Abstract

The purpose of this paper is to make a highly topical and practical contribution by investigating the interplay between capital and liquidity risk management and managerial decision making in banking, following the Basel III introduction for enhancing the safeguards against systemic risk. Specifically, we attempt to gauge the experience and assess the degree of tensions among banking practitioners’ perspectives on the reformed banking liquidity practice and risk-capital management in light of the newly introduced increased capital and liquidity requirements, which are to become fully and unilaterally effective as of 2019. As currently seen the liquidity provision requirement has become a distinct form of ‘sharing’ financial risks in the global economy, which includes the supply of capital from its issuers.
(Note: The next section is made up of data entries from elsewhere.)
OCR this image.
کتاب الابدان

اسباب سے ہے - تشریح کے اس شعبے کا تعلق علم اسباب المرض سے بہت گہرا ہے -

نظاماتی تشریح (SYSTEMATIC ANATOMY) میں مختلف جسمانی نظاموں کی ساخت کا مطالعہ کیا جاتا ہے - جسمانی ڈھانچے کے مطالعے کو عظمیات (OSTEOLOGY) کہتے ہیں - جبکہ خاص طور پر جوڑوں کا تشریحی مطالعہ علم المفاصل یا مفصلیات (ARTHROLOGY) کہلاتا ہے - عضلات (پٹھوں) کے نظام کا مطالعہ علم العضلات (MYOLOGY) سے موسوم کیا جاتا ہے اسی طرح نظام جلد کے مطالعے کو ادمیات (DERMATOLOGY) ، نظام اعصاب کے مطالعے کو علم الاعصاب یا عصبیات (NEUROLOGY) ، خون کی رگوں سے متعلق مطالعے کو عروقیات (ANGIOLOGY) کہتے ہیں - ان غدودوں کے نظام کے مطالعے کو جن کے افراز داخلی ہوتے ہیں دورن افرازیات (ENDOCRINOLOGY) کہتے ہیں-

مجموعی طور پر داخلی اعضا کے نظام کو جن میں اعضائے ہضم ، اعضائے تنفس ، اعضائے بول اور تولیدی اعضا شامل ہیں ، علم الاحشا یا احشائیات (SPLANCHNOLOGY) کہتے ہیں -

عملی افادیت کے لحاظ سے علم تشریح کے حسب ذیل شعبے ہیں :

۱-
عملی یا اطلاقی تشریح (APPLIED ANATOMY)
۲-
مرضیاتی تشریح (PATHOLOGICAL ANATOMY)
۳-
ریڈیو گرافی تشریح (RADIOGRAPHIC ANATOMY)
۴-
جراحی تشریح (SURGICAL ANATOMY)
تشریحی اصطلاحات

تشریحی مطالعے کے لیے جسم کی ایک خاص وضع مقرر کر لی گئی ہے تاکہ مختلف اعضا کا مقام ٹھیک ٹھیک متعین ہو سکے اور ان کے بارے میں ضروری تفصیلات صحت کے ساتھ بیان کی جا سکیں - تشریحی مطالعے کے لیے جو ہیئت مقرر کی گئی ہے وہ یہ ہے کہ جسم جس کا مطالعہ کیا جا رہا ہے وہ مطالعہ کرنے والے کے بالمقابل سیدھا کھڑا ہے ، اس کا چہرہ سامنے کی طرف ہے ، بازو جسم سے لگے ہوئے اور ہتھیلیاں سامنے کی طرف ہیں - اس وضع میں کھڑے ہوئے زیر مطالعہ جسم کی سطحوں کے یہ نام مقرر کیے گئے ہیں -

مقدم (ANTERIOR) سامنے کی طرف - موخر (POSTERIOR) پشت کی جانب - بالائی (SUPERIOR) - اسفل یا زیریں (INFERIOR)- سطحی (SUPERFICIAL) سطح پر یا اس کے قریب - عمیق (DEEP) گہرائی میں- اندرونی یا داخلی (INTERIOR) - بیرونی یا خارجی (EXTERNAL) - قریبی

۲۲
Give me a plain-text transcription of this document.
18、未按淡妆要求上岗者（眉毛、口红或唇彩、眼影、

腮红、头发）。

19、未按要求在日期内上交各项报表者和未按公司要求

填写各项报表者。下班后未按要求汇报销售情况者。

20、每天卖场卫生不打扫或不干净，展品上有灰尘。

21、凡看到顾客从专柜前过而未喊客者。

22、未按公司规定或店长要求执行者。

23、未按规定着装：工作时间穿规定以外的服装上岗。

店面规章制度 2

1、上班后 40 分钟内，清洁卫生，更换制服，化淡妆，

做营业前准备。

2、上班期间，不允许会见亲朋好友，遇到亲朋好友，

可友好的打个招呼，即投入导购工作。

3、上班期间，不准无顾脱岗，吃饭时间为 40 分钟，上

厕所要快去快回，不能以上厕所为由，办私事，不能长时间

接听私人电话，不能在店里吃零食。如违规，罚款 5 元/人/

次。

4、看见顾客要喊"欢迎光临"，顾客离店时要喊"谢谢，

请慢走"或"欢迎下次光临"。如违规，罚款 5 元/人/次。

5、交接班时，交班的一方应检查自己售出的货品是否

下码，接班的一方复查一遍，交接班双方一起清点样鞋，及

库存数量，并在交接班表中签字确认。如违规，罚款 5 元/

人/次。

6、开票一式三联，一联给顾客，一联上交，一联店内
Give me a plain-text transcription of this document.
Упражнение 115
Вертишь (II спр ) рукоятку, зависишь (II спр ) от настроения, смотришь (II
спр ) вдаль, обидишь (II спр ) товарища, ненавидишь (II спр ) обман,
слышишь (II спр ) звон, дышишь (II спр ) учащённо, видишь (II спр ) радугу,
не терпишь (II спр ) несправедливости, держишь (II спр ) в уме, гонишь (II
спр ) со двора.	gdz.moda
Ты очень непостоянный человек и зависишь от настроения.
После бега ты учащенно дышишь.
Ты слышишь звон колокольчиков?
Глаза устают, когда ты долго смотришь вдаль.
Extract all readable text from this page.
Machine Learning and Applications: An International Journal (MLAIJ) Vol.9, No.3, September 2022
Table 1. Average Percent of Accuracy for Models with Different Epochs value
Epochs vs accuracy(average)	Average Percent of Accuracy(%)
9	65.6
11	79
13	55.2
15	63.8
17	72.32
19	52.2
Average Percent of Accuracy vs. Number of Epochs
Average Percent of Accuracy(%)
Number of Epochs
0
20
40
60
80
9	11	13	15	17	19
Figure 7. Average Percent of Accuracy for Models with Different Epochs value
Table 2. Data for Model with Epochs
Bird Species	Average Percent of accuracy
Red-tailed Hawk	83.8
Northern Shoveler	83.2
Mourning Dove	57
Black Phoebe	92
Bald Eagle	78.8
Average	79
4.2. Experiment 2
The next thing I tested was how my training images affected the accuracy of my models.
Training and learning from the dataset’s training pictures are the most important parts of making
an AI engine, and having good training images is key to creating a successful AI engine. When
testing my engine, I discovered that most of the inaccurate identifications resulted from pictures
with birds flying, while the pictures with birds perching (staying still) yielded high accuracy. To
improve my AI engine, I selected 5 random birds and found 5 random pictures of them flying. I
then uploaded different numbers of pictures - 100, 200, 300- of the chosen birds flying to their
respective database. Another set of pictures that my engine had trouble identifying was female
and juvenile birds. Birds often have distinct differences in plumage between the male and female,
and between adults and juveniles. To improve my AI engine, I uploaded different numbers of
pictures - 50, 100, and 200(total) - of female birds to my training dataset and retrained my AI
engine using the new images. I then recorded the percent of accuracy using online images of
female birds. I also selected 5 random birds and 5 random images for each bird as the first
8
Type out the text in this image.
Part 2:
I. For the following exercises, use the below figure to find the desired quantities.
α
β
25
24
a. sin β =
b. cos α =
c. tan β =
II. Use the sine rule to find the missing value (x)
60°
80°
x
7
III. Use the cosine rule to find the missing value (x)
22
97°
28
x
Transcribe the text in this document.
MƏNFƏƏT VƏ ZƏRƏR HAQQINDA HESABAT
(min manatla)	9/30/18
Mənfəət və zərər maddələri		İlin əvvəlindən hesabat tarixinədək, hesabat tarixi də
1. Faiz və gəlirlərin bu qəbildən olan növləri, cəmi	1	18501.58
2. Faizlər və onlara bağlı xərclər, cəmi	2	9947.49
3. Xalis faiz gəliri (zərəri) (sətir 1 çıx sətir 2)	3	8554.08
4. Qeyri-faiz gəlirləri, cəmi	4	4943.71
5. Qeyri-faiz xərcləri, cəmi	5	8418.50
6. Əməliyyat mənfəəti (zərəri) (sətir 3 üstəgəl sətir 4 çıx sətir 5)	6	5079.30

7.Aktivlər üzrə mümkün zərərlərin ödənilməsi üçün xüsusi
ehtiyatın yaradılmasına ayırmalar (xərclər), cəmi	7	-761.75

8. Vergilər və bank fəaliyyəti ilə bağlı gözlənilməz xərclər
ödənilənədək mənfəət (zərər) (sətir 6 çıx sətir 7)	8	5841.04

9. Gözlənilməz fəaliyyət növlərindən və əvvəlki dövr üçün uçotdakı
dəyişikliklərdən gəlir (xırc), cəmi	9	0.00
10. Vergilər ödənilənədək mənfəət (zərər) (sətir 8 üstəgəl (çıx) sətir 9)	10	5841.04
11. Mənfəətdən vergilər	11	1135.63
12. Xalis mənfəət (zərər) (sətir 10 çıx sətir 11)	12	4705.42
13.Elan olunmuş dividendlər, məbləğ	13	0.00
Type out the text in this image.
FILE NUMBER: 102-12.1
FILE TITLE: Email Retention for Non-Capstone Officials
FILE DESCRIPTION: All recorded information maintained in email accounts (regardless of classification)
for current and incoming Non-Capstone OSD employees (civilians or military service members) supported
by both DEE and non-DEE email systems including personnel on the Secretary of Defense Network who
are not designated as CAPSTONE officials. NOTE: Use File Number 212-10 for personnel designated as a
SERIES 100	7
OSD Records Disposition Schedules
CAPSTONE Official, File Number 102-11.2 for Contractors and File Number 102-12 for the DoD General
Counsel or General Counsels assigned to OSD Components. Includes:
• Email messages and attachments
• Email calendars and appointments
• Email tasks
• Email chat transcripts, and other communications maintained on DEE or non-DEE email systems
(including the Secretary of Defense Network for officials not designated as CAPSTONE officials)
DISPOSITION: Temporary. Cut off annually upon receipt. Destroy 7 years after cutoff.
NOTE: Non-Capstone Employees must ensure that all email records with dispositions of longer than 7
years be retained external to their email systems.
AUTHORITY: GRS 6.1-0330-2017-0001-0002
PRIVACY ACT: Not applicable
This article reviews the issue from a European perspective attempting to gain insight into: (1) the suggestion that the new regulations lack internal consistency owed to their complexity, which creates the potential for both inter- and intra-company regulatory capital arbitrage and credit constriction; and (2) the suggestion that increased capital and liquidity requirements may have a significant impact on bank behaviour and/or certain business model segments. Both of the above can potentially distort managerial behaviour through altering managerial incentives and hence fail to adequately regulate bank behaviour. With regard to the liquidity requirements, whilst we do not attempt to quantifiably assess the degree to which liquidity regulations (the liquidity coverage ratio in particular—LCR henceforth) affect returns on equity/assets to banks, our interviews are used as a triangulating measure for complementing quantitative studies that can provide a further insight into the perception of affecting managerial incentives. We aim to add to, update, and enrich the studies around the vital research question of whether the new regulation and liquidity standards can achieve their ultimate objective of upholding financial soundness and stability. Therefore, this research is important to complete the extant literature on updated insiders’ perspectives that investigate the effectiveness of the new regulatory framework imminently to be fully applicable by 2019. Where the views of the professionals who have voiced their concerns, support, and/or proposals provide for a material contribution, these have also been provided.